There’s a trailer for Future Fantastic, on Robots. Then a trailer for Bob Monkhouse On The Spot.
Then, The National Lottery Live. Featuring a song from Liza Minelli. When I think of Liza Minelli I always thing of Jennifer Saunders’ impression of her, where she’d talk about “her Mommy, who was Judy Garland.” And in this performance she does literally the same thing, about how the song was taught to her by her father, when they were on their way home from the studio. “He was a famous film director.” It’s exactly the same as Jennifer’s performance.
Incidentally, I was able to use the lottery draw numbers to confirm that this was definitely on June 22nd.
BBC Genome: BBC One – 22nd June 1996 – 21:20
There’s a look ahead to programmes on Sunday.
And a trailer for Men Behaving Badly.
Then, Bob Monkhouse On The Spot, stand-up from Monkhouse, who is, it has to be said, pretty good at this stuff.

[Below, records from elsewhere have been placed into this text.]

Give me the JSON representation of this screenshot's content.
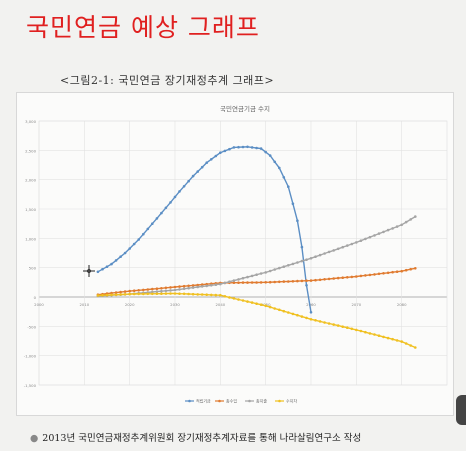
{
  "page": {
    "title": "국민연금 예상 그래프",
    "figure_caption": "<그림2-1: 국민연금 장기재정추계 그래프>",
    "source_note": "2013년 국민연금재정추계위원회 장기재정추계자료를 통해 나라살림연구소 작성"
  },
  "chart_data": {
    "type": "line",
    "title": "국민연금기금 수지",
    "xlim": [
      2000,
      2090
    ],
    "ylim": [
      -1500,
      3000
    ],
    "x_ticks": [
      "2000",
      "2010",
      "2020",
      "2030",
      "2040",
      "2050",
      "2060",
      "2070",
      "2080"
    ],
    "y_ticks": [
      "3,000",
      "2,500",
      "2,000",
      "1,500",
      "1,000",
      "500",
      "0",
      "-500",
      "-1,000",
      "-1,500"
    ],
    "grid": true,
    "legend_position": "bottom",
    "series": [
      {
        "name": "적립기금",
        "color": "#5b8ec4",
        "x": [
          2013,
          2016,
          2019,
          2022,
          2025,
          2028,
          2031,
          2034,
          2037,
          2040,
          2043,
          2046,
          2049,
          2051,
          2053,
          2055,
          2057,
          2058,
          2059,
          2060
        ],
        "y": [
          430,
          560,
          750,
          980,
          1250,
          1520,
          1800,
          2060,
          2290,
          2460,
          2550,
          2560,
          2530,
          2410,
          2200,
          1880,
          1300,
          850,
          200,
          -260
        ]
      },
      {
        "name": "총수입",
        "color": "#e07b30",
        "x": [
          2013,
          2020,
          2030,
          2040,
          2050,
          2060,
          2070,
          2080,
          2083
        ],
        "y": [
          40,
          100,
          170,
          240,
          250,
          280,
          350,
          440,
          490
        ]
      },
      {
        "name": "총지출",
        "color": "#a5a5a5",
        "x": [
          2013,
          2020,
          2030,
          2040,
          2050,
          2060,
          2070,
          2080,
          2083
        ],
        "y": [
          15,
          50,
          120,
          220,
          420,
          660,
          930,
          1230,
          1370
        ]
      },
      {
        "name": "수지차",
        "color": "#f0c020",
        "x": [
          2013,
          2020,
          2030,
          2040,
          2050,
          2060,
          2070,
          2080,
          2083
        ],
        "y": [
          25,
          50,
          60,
          30,
          -150,
          -380,
          -560,
          -760,
          -860
        ]
      }
    ]
  }
}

BBC Genome: BBC One – 22nd June 1996 – 21:35
After this, a trailer for No Bananas and an update on the schedule for the rest of the evening, implying the schedule has moved because of football, but maybe this is just clarifying the very confusing multiple schedules in the Radio Times.
Then there’s a news bulletin, leading with the government’s promise to create Grammar Schools wherever they are wanted.
Other news stories are the memorial service for victims of the Manchester bombing, which happened a week ago. (I wonder if the bombing was the reason Bugs was postponed, since it included several scenes of explosions?)
Plus, Labour proposing new rights for workers, with an appearance from a now familiar face, Jeremy Corbyn, complaining the proposed rights don’t go far enough.
There’s also football news from Euro 96, and I’m amused that during an interview with Terry Venables after the England game, you can hear the crowd singing Three Lions outside.
BBC Genome: BBC One – 22nd June 1996 – 22:05
After this, there’s weather from John Kettley, and an update on the lottery, indicating nine jackpot winners. That must have hurt, given it was a rollover week, as there were nine jackpot winners. Imagine watching the show, seeing your numbers come up, thinking you might have won over £20m, then finding out you only won £2m.
Then, Euro 96 highlights. England won a game, which is nice.
BBC Genome: BBC One – 22nd June 1996 – 22:25
There’s a trailer for Clash of the Titans. Not the Ray Harryhausen classic but a documentary about cricket. There’s also a trailer for Men Behaving Badly.
Then the tape runs out during Live! From Death Row.